Shawna Harper, a program coordinator with the Alaska Department of Labor and Workforce Development, said the department learned of the device’s potential through addiction treatment providers in the state. The state plans to monitor patients who receive the device to measure their long-term success in finding and maintaining employment. The department will set aside approximately $100,000 for the device and related services.
“What we’ve seen firsthand really made us more of a believer,” said Harper. She said the department was aware of the limited scientific evidence behind the Bridge. “Even if it is a placebo effect, if the outcomes are the same, that's a good deal.”
Critics, however, argue that, at $595 per device, other withdrawal treatment options are more cost effective than the Bridge.
“It’s probably not the thing I’d be funding right away,” said Dr. Dan Rusyniak, a professor at the Indiana University School of Medicine who has focused on drug abuse. “There are certainly other ways to treat withdrawals.”
For instance, clonidine, a blood pressure and anxiety medication, has been used for years to help reduce withdrawal symptoms, and the FDA recently approved lofexivide, which is chemically similar to clonidine, expressly to treat opioid withdrawals. Buprenorphine and methadone, both long-acting opioids, are used to reduce withdrawal symptoms and cravings for illicit opioids like heroin or fentanyl.
“I don't even know that this [device] has been compared to the way we treat withdrawal currently,” Rusyniak said.
Innovative Health Solutions president Brian Carrico said there were research efforts underway to bolster the evidence behind the Bridge, but he declined to provide details. A search on ClinicalTrials.gov, where researchers register clinical trials, did not show any studies to examine the Bridge in opioid withdrawals.
Pressed for more information on the studies, Carrico said, “I’ll check with our counsel and will get back to you.”

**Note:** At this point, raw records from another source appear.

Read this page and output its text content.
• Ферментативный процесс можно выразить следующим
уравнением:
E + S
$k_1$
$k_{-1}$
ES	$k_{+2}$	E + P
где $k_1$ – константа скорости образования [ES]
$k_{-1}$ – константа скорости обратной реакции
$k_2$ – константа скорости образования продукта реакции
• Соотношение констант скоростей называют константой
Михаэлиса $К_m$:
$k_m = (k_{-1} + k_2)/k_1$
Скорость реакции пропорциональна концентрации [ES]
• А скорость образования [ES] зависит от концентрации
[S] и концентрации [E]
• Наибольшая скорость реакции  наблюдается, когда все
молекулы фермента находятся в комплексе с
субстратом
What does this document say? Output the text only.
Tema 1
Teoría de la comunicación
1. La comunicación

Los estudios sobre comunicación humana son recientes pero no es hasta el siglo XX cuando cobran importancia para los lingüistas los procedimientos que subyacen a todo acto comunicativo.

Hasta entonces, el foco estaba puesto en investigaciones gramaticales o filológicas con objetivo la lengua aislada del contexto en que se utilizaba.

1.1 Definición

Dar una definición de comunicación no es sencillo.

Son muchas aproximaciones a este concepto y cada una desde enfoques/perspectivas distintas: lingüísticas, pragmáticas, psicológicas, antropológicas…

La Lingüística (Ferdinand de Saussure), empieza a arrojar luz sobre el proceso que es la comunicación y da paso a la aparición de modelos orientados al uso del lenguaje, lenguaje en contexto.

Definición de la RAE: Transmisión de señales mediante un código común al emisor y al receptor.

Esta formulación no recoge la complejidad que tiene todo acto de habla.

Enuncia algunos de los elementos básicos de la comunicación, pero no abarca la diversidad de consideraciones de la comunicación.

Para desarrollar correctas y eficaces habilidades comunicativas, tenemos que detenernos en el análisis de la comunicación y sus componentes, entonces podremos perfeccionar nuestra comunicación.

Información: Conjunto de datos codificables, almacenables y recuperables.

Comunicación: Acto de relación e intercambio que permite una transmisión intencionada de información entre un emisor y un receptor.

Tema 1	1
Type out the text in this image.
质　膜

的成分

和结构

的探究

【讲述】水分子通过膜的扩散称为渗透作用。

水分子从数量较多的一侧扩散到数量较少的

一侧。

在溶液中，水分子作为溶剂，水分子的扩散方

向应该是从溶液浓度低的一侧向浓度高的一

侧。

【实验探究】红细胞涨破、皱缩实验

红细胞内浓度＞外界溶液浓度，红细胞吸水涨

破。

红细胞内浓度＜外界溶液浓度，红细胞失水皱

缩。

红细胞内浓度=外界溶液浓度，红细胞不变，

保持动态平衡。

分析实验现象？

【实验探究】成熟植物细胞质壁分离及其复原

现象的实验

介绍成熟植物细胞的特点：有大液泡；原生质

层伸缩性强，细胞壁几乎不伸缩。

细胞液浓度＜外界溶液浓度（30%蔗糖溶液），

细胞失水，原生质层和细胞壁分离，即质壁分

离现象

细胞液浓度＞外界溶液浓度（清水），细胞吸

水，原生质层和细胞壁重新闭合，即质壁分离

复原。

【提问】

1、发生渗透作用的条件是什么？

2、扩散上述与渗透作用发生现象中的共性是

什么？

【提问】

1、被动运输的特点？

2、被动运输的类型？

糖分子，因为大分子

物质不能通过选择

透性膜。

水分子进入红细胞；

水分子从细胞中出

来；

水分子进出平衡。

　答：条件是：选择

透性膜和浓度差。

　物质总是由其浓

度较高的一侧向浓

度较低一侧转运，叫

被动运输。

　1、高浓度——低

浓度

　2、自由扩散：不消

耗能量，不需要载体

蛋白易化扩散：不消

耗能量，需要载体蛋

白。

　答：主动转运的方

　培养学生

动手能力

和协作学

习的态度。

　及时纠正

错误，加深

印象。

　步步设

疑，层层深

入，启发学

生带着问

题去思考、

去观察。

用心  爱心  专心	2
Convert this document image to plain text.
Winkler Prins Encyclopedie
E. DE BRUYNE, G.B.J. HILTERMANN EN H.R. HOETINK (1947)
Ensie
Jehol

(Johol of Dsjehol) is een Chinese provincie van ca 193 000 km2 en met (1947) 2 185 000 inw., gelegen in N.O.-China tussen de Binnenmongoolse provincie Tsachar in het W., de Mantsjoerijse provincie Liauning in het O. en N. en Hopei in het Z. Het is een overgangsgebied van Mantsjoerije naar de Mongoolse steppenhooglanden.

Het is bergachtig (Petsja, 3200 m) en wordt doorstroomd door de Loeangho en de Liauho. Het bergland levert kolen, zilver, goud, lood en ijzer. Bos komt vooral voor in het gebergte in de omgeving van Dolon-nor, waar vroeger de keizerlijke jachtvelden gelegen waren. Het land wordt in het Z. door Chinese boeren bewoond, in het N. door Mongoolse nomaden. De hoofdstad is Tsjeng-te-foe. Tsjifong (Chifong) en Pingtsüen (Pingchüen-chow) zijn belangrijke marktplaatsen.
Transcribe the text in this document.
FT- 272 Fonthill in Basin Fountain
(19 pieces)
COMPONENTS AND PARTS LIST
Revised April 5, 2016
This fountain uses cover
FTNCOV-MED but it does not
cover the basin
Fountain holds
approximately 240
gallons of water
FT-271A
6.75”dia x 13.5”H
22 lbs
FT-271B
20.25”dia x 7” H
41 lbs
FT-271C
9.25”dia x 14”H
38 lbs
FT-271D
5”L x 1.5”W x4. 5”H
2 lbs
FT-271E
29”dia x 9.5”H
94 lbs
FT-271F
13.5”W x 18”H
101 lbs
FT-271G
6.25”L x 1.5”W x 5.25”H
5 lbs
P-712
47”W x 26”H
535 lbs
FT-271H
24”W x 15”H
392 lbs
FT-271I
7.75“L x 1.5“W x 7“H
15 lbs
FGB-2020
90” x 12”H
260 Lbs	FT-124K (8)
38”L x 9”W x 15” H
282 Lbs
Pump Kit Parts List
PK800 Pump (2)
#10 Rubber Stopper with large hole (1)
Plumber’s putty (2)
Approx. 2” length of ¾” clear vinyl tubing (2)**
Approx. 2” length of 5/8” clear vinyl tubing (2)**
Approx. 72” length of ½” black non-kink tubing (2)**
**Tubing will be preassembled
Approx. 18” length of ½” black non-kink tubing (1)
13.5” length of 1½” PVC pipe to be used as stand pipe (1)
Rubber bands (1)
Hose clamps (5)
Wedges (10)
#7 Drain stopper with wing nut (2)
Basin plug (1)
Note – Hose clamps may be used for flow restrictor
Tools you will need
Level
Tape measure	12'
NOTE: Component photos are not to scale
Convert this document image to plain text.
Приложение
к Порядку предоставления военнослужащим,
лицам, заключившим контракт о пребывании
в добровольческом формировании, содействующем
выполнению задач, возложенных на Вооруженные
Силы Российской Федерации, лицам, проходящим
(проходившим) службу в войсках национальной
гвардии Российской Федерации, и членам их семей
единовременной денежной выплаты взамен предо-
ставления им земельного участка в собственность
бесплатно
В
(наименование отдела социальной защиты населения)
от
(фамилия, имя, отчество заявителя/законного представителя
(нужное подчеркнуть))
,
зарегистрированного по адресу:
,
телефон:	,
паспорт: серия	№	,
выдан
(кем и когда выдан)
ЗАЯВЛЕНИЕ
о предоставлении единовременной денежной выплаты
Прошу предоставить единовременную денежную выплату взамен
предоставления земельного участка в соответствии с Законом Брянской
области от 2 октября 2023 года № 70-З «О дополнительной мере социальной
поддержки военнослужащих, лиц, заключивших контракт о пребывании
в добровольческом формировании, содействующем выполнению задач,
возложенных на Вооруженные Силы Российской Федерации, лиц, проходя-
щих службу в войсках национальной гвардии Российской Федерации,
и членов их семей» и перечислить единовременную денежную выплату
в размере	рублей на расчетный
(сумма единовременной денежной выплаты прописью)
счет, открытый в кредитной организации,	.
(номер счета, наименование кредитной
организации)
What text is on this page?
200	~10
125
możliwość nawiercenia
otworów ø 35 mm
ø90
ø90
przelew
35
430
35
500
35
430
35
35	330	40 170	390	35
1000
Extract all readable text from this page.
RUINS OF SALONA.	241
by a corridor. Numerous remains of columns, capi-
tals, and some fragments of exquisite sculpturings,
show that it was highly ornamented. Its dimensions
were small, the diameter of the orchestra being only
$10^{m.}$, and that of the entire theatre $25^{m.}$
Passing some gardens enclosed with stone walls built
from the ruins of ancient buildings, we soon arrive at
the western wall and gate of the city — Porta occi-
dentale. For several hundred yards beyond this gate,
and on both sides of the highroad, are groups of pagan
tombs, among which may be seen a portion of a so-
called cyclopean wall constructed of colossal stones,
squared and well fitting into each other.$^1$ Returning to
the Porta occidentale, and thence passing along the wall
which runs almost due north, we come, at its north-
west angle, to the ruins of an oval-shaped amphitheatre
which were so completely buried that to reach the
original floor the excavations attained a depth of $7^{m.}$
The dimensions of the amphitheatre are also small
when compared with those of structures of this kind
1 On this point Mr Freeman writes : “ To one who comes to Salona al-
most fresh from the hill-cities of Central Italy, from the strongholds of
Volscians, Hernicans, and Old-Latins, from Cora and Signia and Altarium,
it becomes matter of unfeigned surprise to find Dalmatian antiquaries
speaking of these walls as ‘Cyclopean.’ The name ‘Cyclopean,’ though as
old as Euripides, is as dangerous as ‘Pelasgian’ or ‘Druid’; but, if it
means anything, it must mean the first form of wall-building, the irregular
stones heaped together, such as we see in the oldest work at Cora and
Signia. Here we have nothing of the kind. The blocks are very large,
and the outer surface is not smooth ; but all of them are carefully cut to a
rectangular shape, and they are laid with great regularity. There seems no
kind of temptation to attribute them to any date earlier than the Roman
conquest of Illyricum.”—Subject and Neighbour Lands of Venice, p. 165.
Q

The Alaska Department of Labor and Workforce Development plans to partner with Mat-Su Regional Medical Center and North Country Medical to use the device on patients with opioid addiction. North Country Medical was involved in the study published last year that is now under scrutiny from the FDA and the American Journal of Drug and Alcohol Abuse.
While Harper was aware of the limited evidence for the device, she said she did not know of the ethical issues raised in the NPR/Side Effects investigation. After Side Effects sent the article to her, she and a spokesperson did not respond to requests for further comment.
Harper said the department intended to finalize the proposal to spend federal money on the devices this week.
This story was produced by Side Effects Public Media, a news collaborative covering public health.